Nella porzione centrale del piano sono invece alloggiate le postazioni di ascolto dedicate ai vinili incisi da Polisonum ed Elena Rivoltini. La sala sinistra, adibita a cabina di regia, ospita infine due proiezioni simultanee: un montaggio dedicato alla documentazione dei cento progetti realizzati sinora da Una Boccata d’Arte e una sequenza di opere video realizzate da Fabrizio Bellomo, Simone Carraro, GRJB, Luis López-Chávez, Eva Marisaldi, Andrea Martinucci, Raffaela Naldi Rossano, Polisonum, Agostino Quaranta e Elena Raghad Saqfalhait oltre che documentari sugli interventi di Baratto & Mouravas, Beatrice Celli e Virginia Russolo.

Accompagnati nuovamente dal murale di Pajè, si riemerge e si prosegue verso il piano primo, interamente dedicato a un’installazione commissionata al collettivo bolognese Atelier Tatanka. Il progetto, illustrato nel dettaglio da un pieghevole dedicato, nasce da uno studio approfondito delle cinque edizioni di Una Boccata d’Arte a partire da immagini d’archivio, testi e pubblicazioni e anima lo spazio espositivo su due livelli: quello verticale e quello orizzontale. Alle pareti si trova infatti una diffusa mappa concettuale, fatta di indicazioni geografiche e immagini in bianco e nero delle opere realizzate, al contempo mascherate da una silhouette colorata ed enfatizzate dal contrasto cromatico.
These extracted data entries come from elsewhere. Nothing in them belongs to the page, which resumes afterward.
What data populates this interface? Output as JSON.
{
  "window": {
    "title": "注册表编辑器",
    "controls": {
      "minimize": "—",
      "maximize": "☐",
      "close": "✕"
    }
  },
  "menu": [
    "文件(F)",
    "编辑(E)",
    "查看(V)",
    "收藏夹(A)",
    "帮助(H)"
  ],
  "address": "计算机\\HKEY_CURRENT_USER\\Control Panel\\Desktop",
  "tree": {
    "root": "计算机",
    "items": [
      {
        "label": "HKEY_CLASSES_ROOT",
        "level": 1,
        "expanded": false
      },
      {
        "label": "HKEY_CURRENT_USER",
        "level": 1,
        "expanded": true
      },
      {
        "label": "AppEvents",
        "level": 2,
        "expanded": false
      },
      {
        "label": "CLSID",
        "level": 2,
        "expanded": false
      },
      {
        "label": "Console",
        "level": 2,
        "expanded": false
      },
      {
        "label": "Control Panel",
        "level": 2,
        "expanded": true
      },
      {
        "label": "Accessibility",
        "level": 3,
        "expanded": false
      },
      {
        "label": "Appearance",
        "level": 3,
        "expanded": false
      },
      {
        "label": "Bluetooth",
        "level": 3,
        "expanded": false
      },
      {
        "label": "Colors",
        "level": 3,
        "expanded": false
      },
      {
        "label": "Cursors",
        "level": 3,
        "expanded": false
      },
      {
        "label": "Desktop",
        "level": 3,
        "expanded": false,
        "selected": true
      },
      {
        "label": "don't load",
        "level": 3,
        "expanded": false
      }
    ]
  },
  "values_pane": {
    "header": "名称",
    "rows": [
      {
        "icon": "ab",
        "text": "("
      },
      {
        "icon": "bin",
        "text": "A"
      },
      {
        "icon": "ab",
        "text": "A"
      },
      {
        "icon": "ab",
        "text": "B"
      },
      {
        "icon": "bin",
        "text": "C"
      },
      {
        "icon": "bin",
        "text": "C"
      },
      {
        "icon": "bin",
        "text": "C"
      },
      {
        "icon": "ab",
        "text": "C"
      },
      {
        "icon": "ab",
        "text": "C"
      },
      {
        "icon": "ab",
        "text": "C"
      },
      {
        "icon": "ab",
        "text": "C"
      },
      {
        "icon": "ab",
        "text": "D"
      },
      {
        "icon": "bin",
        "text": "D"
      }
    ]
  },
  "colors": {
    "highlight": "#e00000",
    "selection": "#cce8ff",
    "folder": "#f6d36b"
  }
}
Domina invece il pavimento una grande composizione di stampe accostate in uno schema apparentemente libero che in realtà restituisce la geografia fisica dello Stivale. A completare l’installazione, una costellazione di punti colorati in corrispondenza dei
borghi 一 uno per ogni stampa 一 che hanno ospitato le edizioni di Una Boccata d’Arte dal 2020 al 2024.

Questa operazione di genesi cartografica non si limita unicamente ad accompagnare il visitatore a orientarsi nello spazio e nel tempo ma racconta anche lo spirito della manifestazione a partire dagli aspetti più intimi e meno evidenti, come la tecnica scelta: la stampa Risograph, firma di Atelier Tatanka, generalmente associata alla produzione di multipli, viene in questo caso impiegata per dare vita a pezzi unici capaci di restituire concettualmente la singolarità di ciascuna esperienza.
Dove non sono mai stato, là sono è un racconto corale, capace di evocare visioni
passate in chi abbia già fatto esperienza di una delle cento installazioni di Una Boccata d’Arte ma anche di proiettare un’immagine composita e multiforme nella mente di chi ancora non si fosse imbattuto in una di queste. Come un canone o un contrappunto, la mostra restituisce efficacemente lo spirito del progetto, nel quale le voci degli artisti, delle comunità e lo spirito dei borghi si sovrappongono e armonizzano ad libitum, facendo pregustare ai visitatori la sesta e ormai prossima edizione, votata alla creazione di altre venti inedite polifonie.